IRS doubling staff: Looking to double the number of IRS employees over the next decade, the Biden administration proposed a tax enforcement plan to better provide the government with information about account flow and allow for better tax enforcement. Biden claims the plan would provide a net $700 billion over the next decade and $1.6 trillion in the following decade. Focusing on a technology overhaul, it would allow the government to see business income and cryptocurrency exchanges better.

Source: U.S. Employment and Training Administration via St. Louis Fed

Signs of recovering economy: More positive signs of a healing economy revealed themselves this week when worker filings for jobless benefits dipped lower. Falling last week to 406,000 from 444,000, it is the lowest unemployment claims since pre-Covid19. Also, positive signs were increased for durable orders, up by 1% in April (excluding defense), as well as increased orders for nondefense capital goods according to the Commerce Department. Consumer spending is also up 11.3% for the first quarter of 2021.

Graduate’s view of the workforce: As college graduations wrap up, graduates are staring at a post-pandemic economy wrought with unique challenges. While hiring is up and loan interest extends through September 2021, financial planning should be intentionally approached. Investing specialist Christine Benz offers these 7 pieces of financial advice: (1) Don’t compare yourself, (2) Have a safety net, (3) Build into your future financial picture, (4) Start long-term investing, (5) Develop your financial strategy (6) Consider further education and (7) Remember that life is brief.
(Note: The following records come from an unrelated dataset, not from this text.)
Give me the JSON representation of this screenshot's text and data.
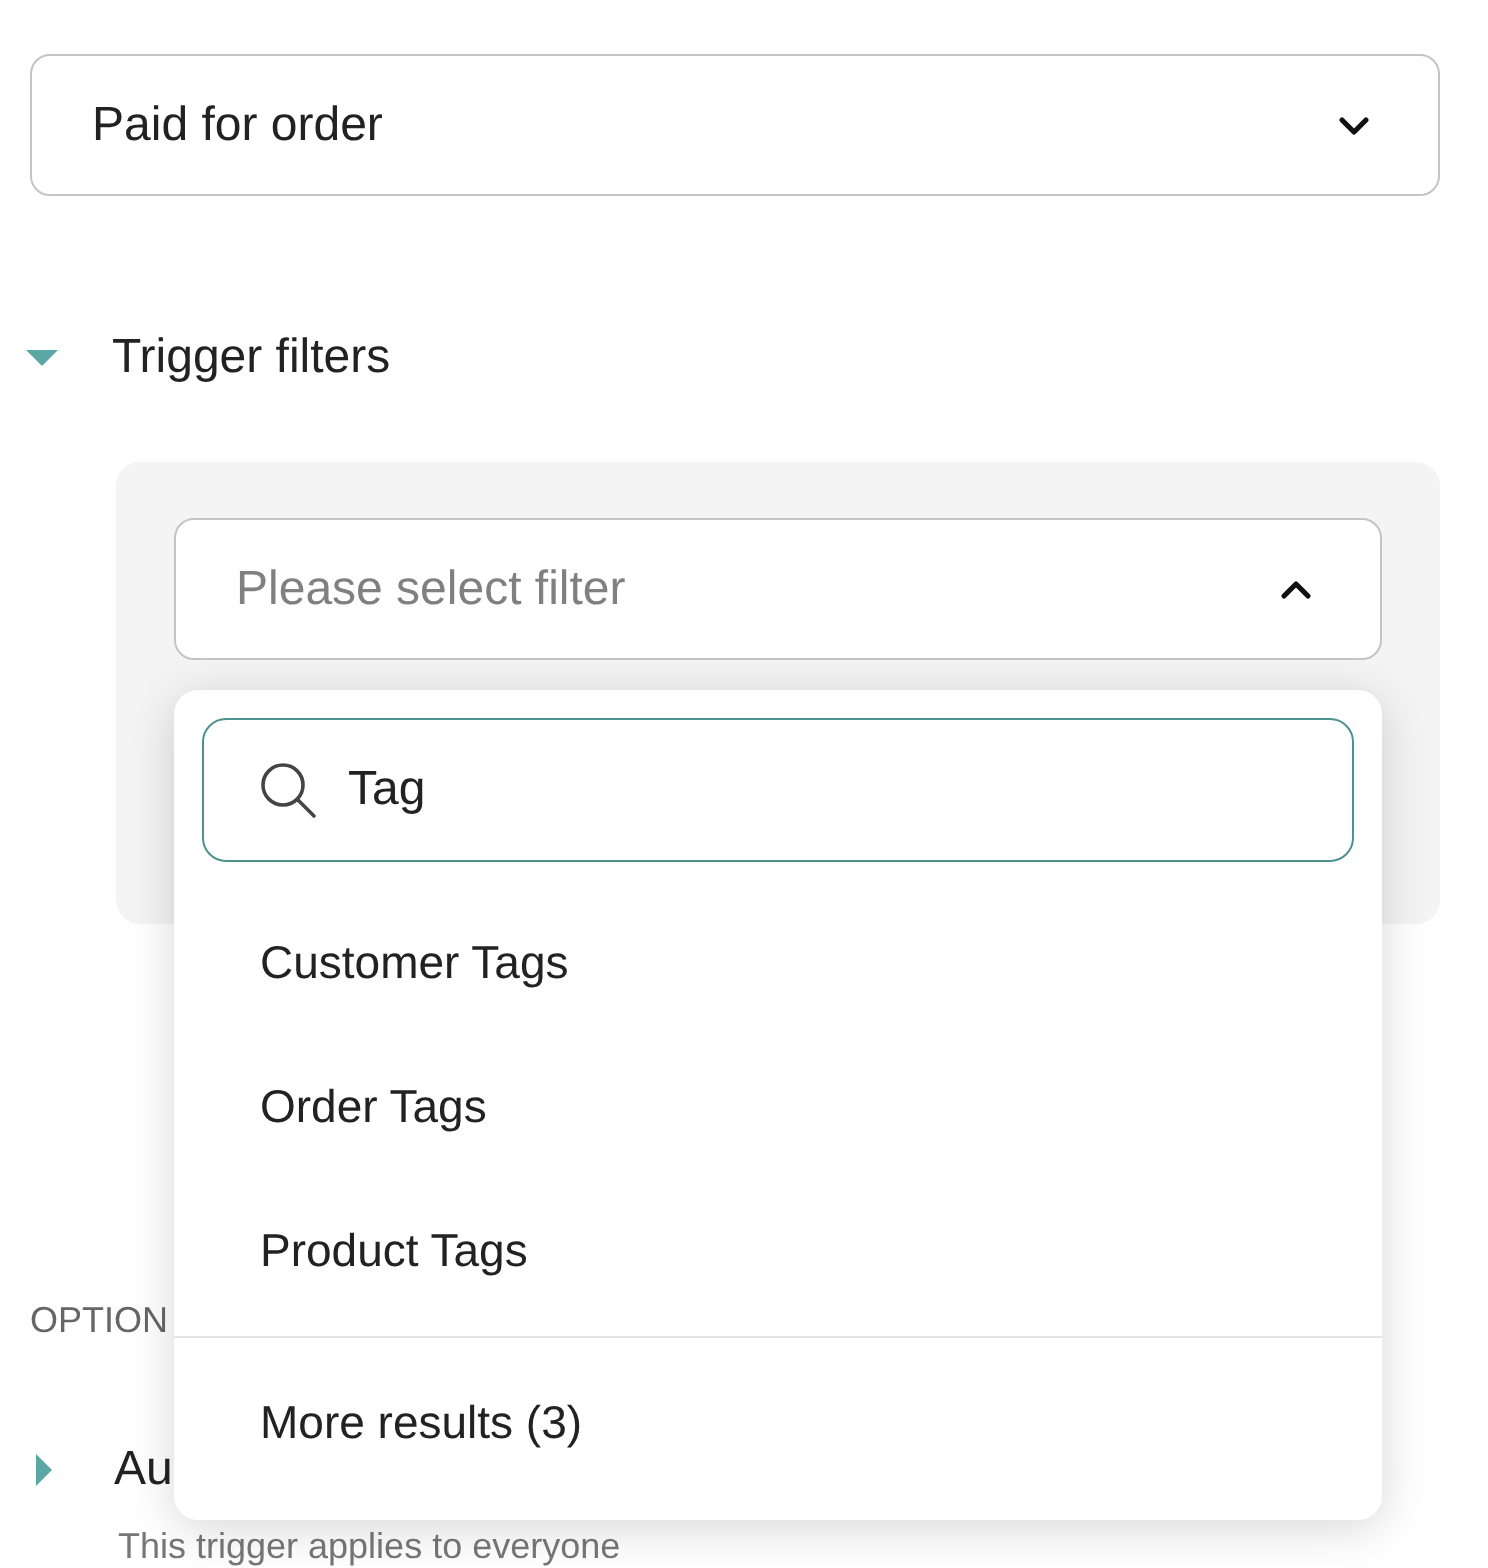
{
  "trigger_select": {
    "value": "Paid for order",
    "expanded": false
  },
  "trigger_filters": {
    "label": "Trigger filters",
    "expanded": true,
    "filter_select": {
      "placeholder": "Please select filter",
      "expanded": true
    },
    "dropdown": {
      "search": {
        "value": "Tag"
      },
      "options": [
        "Customer Tags",
        "Order Tags",
        "Product Tags"
      ],
      "more": "More results (3)"
    }
  },
  "options_heading": "OPTION",
  "section": {
    "label": "Au",
    "expanded": false,
    "description": "This trigger applies to everyone"
  }
}
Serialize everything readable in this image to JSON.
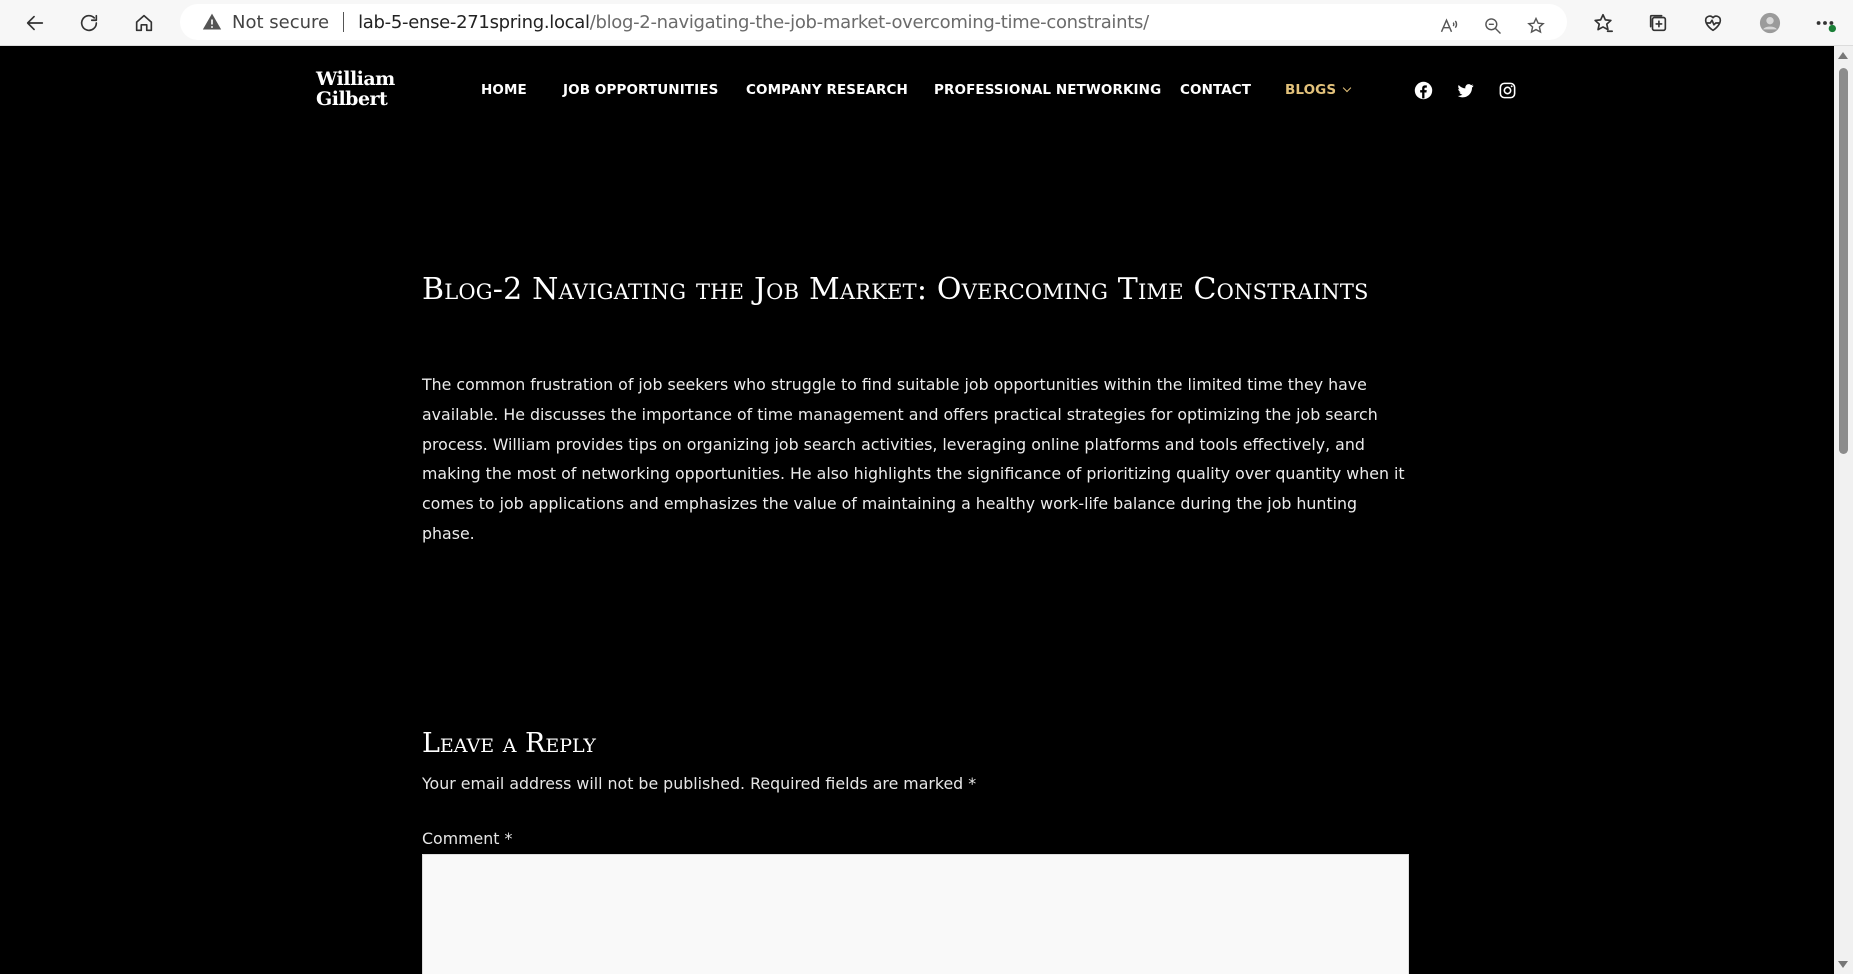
{
  "browser": {
    "security_label": "Not secure",
    "url_host": "lab-5-ense-271spring.local",
    "url_path": "/blog-2-navigating-the-job-market-overcoming-time-constraints/"
  },
  "site": {
    "logo_line1": "William",
    "logo_line2": "Gilbert",
    "nav": {
      "home": "HOME",
      "jobs": "JOB OPPORTUNITIES",
      "research": "COMPANY RESEARCH",
      "networking": "PROFESSIONAL NETWORKING",
      "contact": "CONTACT",
      "blogs": "BLOGS"
    },
    "active_color": "#e3c27b"
  },
  "post": {
    "title": "Blog-2 Navigating the Job Market: Overcoming Time Constraints",
    "body": "The common frustration of job seekers who struggle to find suitable job opportunities within the limited time they have available. He discusses the importance of time management and offers practical strategies for optimizing the job search process. William provides tips on organizing job search activities, leveraging online platforms and tools effectively, and making the most of networking opportunities. He also highlights the significance of prioritizing quality over quantity when it comes to job applications and emphasizes the value of maintaining a healthy work-life balance during the job hunting phase."
  },
  "reply": {
    "title": "Leave a Reply",
    "notes_prefix": "Your email address will not be published.",
    "notes_required": "Required fields are marked",
    "asterisk": "*",
    "comment_label": "Comment",
    "comment_value": ""
  }
}
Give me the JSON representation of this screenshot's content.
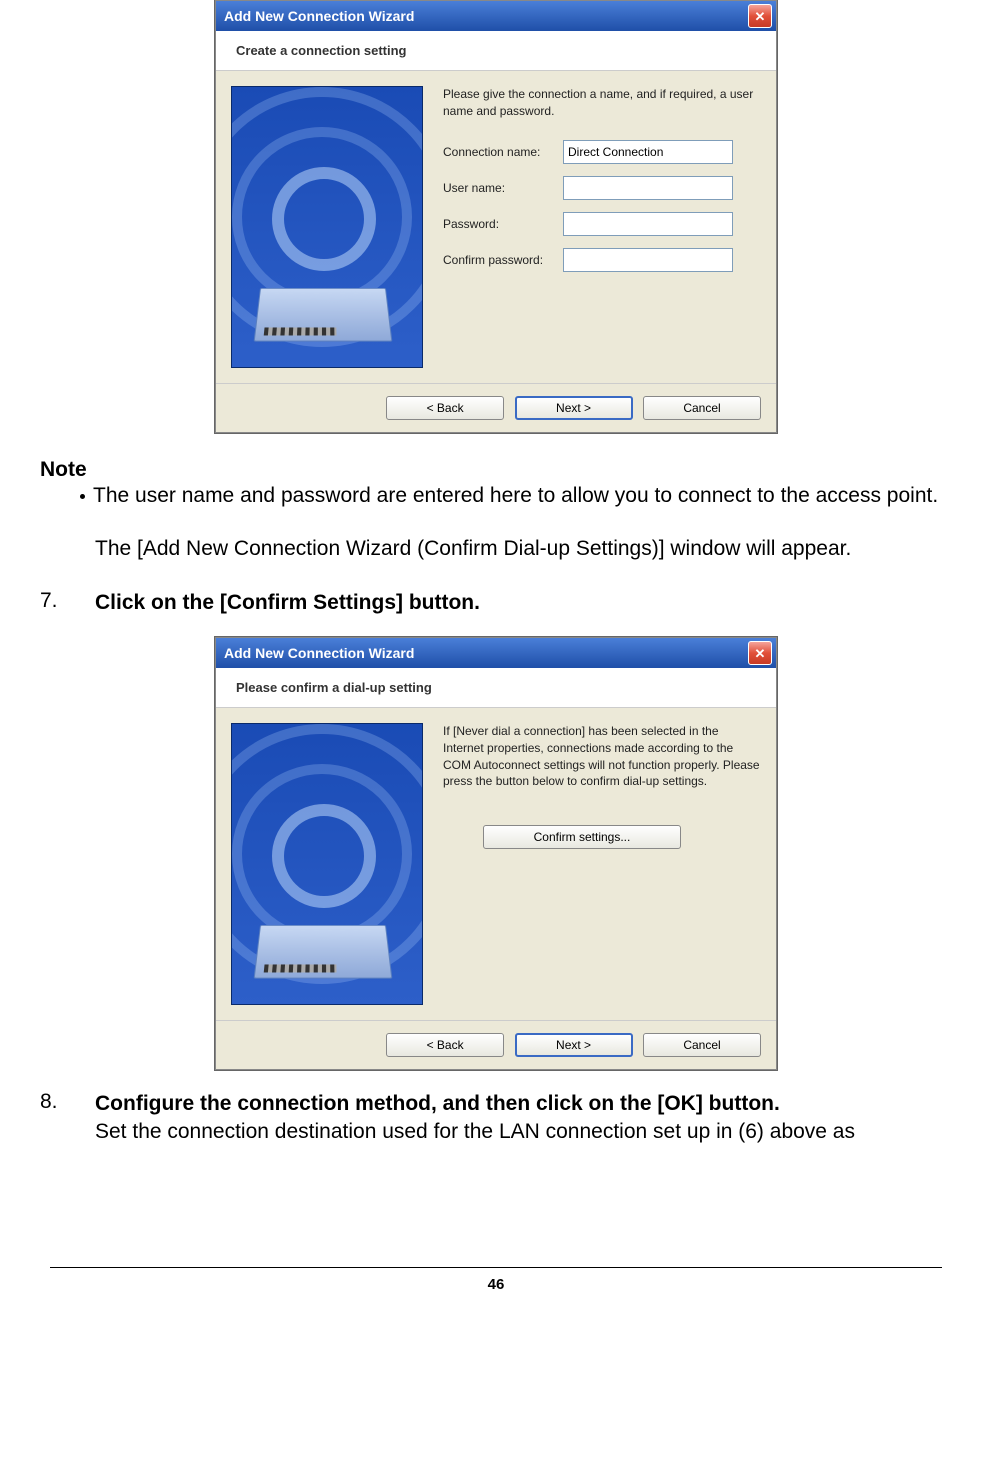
{
  "dialog1": {
    "title": "Add New Connection Wizard",
    "subtitle": "Create a connection setting",
    "description": "Please give the connection a name, and if required, a user name and password.",
    "fields": {
      "connName": {
        "label": "Connection name:",
        "value": "Direct Connection"
      },
      "userName": {
        "label": "User name:",
        "value": ""
      },
      "password": {
        "label": "Password:",
        "value": ""
      },
      "confirm": {
        "label": "Confirm password:",
        "value": ""
      }
    },
    "buttons": {
      "back": "< Back",
      "next": "Next >",
      "cancel": "Cancel"
    }
  },
  "note": {
    "heading": "Note",
    "bullet": "The user name and password are entered here to allow you to connect to the access point.",
    "followup": "The [Add New Connection Wizard (Confirm Dial-up Settings)] window will appear."
  },
  "step7": {
    "num": "7.",
    "text": "Click on the [Confirm Settings] button."
  },
  "dialog2": {
    "title": "Add New Connection Wizard",
    "subtitle": "Please confirm a dial-up setting",
    "description": "If [Never dial a connection] has been selected in the Internet properties, connections made according to the COM Autoconnect settings will not function properly. Please press the button below to confirm dial-up settings.",
    "confirmBtn": "Confirm settings...",
    "buttons": {
      "back": "< Back",
      "next": "Next >",
      "cancel": "Cancel"
    }
  },
  "step8": {
    "num": "8.",
    "bold": "Configure the connection method, and then click on the [OK] button.",
    "text": "Set the connection destination used for the LAN connection set up in (6) above as"
  },
  "pageNumber": "46"
}
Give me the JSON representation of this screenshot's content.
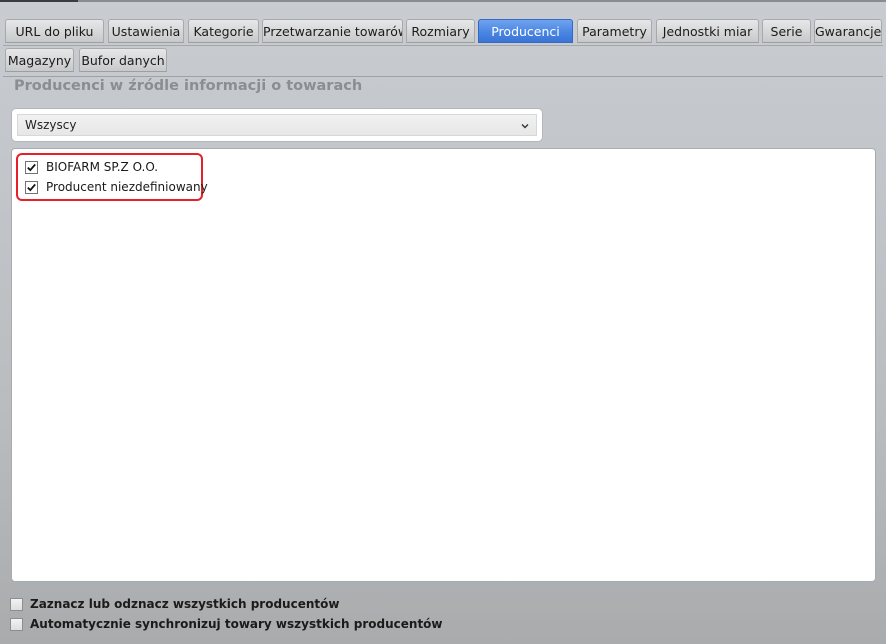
{
  "tabs": [
    {
      "label": "URL do pliku",
      "active": false
    },
    {
      "label": "Ustawienia",
      "active": false
    },
    {
      "label": "Kategorie",
      "active": false
    },
    {
      "label": "Przetwarzanie towarów",
      "active": false
    },
    {
      "label": "Rozmiary",
      "active": false
    },
    {
      "label": "Producenci",
      "active": true
    },
    {
      "label": "Parametry",
      "active": false
    },
    {
      "label": "Jednostki miar",
      "active": false
    },
    {
      "label": "Serie",
      "active": false
    },
    {
      "label": "Gwarancje",
      "active": false
    },
    {
      "label": "Magazyny",
      "active": false
    },
    {
      "label": "Bufor danych",
      "active": false
    }
  ],
  "section": {
    "title": "Producenci w źródle informacji o towarach"
  },
  "filter": {
    "selected": "Wszyscy"
  },
  "producers": [
    {
      "label": "BIOFARM SP.Z O.O.",
      "checked": true
    },
    {
      "label": "Producent niezdefiniowany",
      "checked": true
    }
  ],
  "options": {
    "select_all_label": "Zaznacz lub odznacz wszystkich producentów",
    "select_all_checked": false,
    "auto_sync_label": "Automatycznie synchronizuj towary wszystkich producentów",
    "auto_sync_checked": false
  },
  "colors": {
    "active_tab": "#4a86e3",
    "highlight_border": "#e8202a"
  },
  "icons": {
    "dropdown": "chevron-down-icon",
    "checkmark": "checkmark-icon"
  }
}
Cautionary tale for having affairs in order: Getting our affairs in order always seems to be on the to-do list. For Aretha Franklin, that task didn’t get checked off until after her passing in 2018. Owing 7.8 million in unpaid taxes, interest and penalties, Franklin’s family hasn’t received money from her estate due to the ongoing legal battle. Recently, they reached an agreement to incrementally pay the tax burden while receiving an injection of money from their mother’s estate.